Defense lawyers for Meng Wanzhou presented videos and thousands of pages of documents to back claims that Canadian authorities collaborated with the U.S. Federal Bureau of Investigation to engage in a “covert criminal investigation” to unlawfully detain, search and interrogate the Chinese executive.
The case against Meng, eldest daughter of billionaire Huawei founder Ren Zhengfei, has cast a spotlight on a broader Trump administration effort to contain China and its largest technology company, which Washington sees as a national security threat. The U.S. wants to extradite Meng after accusing her and others at Huawei of conspiring to trick banks into conducting more than $100 million of transactions that may have violated American sanctions. The company has denied it committed any violations.
Meng’s team aims to show there was an abuse of process, which if successful, could result in the judge ordering a halt to the extradition proceedings. In a current round of disclosure hearings set to run through Oct. 4, Meng also seeks a court order to force the Canadian government to share more details about the circumstances of her arrest. Huawei spokesman Benjamin Howe declined to comment on Monday’s proceedings as the case is currently ongoing.
Meng showed up to court Monday in a glamorous outfit replete with four-inch sparkly heels that exposed the GPS monitor on her left ankle — one of the conditions of her C$10 million bail ($7.5 million). She was accompanied by her husband Xiaozong Liu, also known as Carlos, who could be seen occasionally nodding off in the public gallery during the lengthy proceedings.

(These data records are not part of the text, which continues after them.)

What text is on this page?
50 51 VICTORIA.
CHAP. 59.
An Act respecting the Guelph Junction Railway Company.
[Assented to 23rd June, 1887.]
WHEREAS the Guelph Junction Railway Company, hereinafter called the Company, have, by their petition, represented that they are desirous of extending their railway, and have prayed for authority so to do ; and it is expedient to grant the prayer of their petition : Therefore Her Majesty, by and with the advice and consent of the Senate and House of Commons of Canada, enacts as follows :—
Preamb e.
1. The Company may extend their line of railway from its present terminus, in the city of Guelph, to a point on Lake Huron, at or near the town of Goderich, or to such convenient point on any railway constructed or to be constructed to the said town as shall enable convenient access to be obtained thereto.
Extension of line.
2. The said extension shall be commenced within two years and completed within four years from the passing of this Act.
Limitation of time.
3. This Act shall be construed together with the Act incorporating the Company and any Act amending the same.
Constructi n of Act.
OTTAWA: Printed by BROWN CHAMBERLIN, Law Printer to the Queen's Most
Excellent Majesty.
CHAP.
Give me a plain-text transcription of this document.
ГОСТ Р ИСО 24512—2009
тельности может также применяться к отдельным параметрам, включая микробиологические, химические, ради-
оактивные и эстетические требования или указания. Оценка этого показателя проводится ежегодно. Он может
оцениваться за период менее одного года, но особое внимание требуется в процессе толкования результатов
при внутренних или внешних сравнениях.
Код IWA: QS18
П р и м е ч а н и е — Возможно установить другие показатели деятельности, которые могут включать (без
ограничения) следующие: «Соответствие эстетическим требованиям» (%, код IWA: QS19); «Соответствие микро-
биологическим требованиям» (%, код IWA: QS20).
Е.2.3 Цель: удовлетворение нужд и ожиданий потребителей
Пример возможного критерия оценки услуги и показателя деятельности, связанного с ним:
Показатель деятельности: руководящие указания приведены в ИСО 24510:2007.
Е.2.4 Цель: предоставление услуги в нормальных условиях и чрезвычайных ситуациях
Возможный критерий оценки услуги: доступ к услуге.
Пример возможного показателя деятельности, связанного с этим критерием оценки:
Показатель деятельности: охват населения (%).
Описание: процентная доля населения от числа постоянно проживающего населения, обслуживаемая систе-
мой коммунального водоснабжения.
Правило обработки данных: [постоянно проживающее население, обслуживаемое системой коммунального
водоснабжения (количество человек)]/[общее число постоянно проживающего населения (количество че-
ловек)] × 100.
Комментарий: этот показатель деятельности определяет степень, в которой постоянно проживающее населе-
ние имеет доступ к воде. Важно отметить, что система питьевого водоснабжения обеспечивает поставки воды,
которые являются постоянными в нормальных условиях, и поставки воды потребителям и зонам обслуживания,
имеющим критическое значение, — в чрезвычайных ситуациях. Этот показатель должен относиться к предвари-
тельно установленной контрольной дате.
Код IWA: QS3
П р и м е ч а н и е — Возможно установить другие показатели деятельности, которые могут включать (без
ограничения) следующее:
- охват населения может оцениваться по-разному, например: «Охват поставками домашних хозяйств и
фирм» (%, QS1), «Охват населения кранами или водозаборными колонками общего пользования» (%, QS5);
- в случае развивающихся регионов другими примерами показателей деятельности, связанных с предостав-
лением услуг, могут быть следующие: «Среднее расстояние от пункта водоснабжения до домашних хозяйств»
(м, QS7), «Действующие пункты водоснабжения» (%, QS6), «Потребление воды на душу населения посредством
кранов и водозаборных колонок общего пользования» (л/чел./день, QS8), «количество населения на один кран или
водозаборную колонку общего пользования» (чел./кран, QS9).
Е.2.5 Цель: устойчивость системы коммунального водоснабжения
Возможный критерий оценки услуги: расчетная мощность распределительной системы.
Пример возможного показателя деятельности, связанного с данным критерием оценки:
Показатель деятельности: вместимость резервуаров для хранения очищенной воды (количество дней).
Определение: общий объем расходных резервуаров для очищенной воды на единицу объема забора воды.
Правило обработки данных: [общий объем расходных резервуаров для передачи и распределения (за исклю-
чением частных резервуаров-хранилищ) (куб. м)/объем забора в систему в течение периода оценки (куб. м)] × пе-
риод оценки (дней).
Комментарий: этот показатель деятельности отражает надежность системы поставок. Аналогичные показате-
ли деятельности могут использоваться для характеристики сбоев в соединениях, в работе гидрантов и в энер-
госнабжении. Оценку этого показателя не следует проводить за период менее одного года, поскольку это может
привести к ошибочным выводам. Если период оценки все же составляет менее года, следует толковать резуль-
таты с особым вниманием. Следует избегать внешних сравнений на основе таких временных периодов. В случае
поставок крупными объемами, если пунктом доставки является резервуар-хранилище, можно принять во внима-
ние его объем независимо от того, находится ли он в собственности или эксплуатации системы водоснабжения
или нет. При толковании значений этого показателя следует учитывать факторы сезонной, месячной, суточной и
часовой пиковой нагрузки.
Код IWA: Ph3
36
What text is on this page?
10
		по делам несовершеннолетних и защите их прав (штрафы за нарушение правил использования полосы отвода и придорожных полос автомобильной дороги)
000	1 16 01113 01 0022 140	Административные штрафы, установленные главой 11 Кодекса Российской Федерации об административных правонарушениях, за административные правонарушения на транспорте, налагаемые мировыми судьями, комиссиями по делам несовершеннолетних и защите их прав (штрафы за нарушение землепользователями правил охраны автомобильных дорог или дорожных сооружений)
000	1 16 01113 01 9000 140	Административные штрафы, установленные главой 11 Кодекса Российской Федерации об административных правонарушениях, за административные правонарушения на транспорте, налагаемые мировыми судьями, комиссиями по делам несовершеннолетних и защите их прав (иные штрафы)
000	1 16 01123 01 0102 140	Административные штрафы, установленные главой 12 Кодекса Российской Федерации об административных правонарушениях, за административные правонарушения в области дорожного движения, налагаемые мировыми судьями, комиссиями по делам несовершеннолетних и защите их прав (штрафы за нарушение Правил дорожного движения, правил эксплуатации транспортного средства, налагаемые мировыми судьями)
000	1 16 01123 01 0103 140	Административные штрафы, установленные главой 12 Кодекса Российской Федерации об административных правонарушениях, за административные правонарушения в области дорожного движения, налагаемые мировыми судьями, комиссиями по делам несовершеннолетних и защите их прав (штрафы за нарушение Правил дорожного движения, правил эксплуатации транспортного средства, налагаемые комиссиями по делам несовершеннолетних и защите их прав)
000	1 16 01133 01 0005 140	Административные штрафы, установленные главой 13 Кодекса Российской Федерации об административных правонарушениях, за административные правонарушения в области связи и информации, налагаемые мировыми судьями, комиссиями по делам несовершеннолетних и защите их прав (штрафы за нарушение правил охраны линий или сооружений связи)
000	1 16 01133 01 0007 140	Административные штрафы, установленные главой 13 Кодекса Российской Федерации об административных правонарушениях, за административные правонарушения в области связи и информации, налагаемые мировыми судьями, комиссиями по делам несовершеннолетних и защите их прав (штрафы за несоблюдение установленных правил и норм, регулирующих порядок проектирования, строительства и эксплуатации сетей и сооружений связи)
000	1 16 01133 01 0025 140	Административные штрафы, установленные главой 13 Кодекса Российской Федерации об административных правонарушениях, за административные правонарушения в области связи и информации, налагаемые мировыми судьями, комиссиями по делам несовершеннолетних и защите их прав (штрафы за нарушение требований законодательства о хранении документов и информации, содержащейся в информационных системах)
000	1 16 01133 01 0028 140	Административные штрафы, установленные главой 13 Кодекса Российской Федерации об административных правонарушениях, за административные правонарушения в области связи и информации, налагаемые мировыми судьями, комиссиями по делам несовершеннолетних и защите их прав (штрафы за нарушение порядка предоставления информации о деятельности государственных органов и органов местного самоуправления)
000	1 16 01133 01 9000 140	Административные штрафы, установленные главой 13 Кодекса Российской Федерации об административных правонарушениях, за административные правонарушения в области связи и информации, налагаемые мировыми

Among the arguments Meng’s defense put forth Monday were:
- That Canadian border officials — working with Canadian police and the FBI — deliberately delayed Meng’s arrest at the airport for three hours, using the pretext of a customs inspection to obtain access to her electronic devices and interrogate her.
- That U.S. authorities historically have misused border checks to scrutinize Huawei executives’ electronic devices. The lawyers cited a former company employee whose devices were seized or searched by U.S. airport authorities numerous times between 2013 and 2018. The defense plans to call as a witness a special agent who conducted one of those searches.
- Her defense questioned how the FBI obtained details from outside its jurisdiction about what Meng was wearing on the flight from Hong Kong before it landed.
“It’s a question of pulling out all the stops,” said Gary Botting, a Vancouver-based lawyer who’s been involved in hundreds of Canadian extradition cases and watched part of Monday’s proceedings.
Meng’s defense is likely trying to show that Canadian authorities collected evidence and statements irrelevant to the extradition proceedings but “will no doubt be considered gold by the FBI, who will likely use them in an attempt to bolster their case against her in the Eastern District of New York,” Botting said.